İnsan kaynakları yöneticileri üzerinde yapılan bir çalışmada ise, insan kaynakları yöneticilerinin başkaları için vesile oldukları eğitimler yerine kendilerinin aldıkları eğitimin işe yarayıp yaramadığı ve ne düşündükleri sorulmuş.
İnsan kaynakları yöneticilerinin yüzde 83’ü insan ilişkileri eğitimini çok sevdiklerini ve yararlandıklarını söylemişler. Yüzde 71 çalışma yasalarıyla ilgili eğitimden memnun kalmış, yüzde 66 etik değerler eğitimini faydalı bulmuş, yüzde 35 değişim yönetimini beğenmiş, yüzde 32 stratejik yönetimden hoşlanmış, yüzde 2 finans eğitiminin yararlı olduğunu söylemiş.

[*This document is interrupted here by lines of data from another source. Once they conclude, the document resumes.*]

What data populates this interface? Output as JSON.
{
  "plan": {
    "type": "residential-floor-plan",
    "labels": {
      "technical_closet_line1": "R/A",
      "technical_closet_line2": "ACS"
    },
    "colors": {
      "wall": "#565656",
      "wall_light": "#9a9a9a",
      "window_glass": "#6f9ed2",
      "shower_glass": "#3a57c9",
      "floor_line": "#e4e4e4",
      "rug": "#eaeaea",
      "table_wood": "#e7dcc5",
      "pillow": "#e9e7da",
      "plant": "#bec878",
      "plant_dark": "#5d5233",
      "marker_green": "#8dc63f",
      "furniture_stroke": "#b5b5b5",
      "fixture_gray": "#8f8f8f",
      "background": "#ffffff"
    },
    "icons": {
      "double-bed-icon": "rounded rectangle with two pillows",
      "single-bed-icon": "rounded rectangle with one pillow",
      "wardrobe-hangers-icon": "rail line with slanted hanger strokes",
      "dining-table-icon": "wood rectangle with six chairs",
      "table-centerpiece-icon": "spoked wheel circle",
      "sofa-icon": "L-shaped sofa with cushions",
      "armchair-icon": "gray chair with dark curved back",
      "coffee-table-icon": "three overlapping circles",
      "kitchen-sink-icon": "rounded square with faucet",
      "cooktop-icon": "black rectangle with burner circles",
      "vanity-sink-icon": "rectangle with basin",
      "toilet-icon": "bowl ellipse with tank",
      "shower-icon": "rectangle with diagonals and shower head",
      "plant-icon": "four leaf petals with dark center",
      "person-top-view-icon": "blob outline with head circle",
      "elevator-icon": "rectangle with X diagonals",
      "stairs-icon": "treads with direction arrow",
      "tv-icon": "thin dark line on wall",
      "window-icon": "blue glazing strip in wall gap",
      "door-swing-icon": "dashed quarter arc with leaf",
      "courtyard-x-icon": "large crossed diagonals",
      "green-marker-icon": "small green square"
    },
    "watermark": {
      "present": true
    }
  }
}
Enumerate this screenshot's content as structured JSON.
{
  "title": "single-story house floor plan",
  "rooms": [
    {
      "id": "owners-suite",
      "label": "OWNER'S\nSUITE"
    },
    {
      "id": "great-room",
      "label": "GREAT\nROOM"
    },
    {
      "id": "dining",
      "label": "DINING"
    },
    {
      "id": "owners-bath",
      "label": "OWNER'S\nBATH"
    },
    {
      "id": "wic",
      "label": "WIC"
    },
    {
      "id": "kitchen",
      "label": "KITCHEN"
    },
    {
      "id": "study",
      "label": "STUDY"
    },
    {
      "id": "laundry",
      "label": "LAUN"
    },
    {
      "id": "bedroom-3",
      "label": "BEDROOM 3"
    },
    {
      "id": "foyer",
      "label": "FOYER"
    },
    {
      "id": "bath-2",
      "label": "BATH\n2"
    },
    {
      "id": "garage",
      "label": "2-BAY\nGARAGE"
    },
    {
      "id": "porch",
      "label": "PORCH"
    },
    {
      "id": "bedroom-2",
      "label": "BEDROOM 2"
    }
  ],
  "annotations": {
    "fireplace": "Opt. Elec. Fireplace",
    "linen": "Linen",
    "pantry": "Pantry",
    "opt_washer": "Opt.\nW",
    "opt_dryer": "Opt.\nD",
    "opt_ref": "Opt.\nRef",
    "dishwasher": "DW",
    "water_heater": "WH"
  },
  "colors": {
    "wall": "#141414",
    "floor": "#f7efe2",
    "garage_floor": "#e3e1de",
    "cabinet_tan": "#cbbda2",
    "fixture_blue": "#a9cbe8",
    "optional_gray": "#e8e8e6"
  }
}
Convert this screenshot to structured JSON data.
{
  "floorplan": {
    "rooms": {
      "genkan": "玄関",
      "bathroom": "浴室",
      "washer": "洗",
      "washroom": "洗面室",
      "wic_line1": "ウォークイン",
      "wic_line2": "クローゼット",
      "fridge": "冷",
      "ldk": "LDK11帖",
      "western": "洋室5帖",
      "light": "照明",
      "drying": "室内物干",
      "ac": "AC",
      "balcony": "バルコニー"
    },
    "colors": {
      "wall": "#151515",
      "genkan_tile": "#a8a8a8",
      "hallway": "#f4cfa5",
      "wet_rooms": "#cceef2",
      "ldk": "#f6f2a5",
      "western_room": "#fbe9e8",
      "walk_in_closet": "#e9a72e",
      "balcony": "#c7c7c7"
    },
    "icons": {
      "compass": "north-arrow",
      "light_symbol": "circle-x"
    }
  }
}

İnsan kaynaklarını halkla ilişkilerle mi karıştırıyoruz acaba? İletişim… İnsan kaynakları yöneticilerinin görevi, diğer yöneticiler gibi küresel gelişmeleri izlemek, onlara karşı gerekiyorsa önlem almak, gerekmiyorsa fırsat kabul edip yararlanmaktır. Yararlanacak ve tehditlere karşı koyacak ekibi beyin avcısı firmalardan bulmak iş değil. Bu insanların ücretlerini ayarlayacağım diye geçireceği zamanı, şirketin finansal göstergelerini incelemekle orantılayan insan kaynakları yöneticileri hem çalışanı hem patronu koruyabilir. İnsan kaynakları yöneticileri kendi koltuklarından emin olmadıkları zaman, o şirkette hiç kimsenin yeri sağlam değildir. İnsan kaynakları bir şirketin en kilit noktalarından biridir. Oraya zarar gelirse her yere gelir. İnsan kaynaklarına kuş gribi girerse, şirket biter.
Son söz, insan kaynakları öyle önemli bir konudur ki, her yönetici bir insan kaynakları yöneticisi olmak zorundadır. Nokta!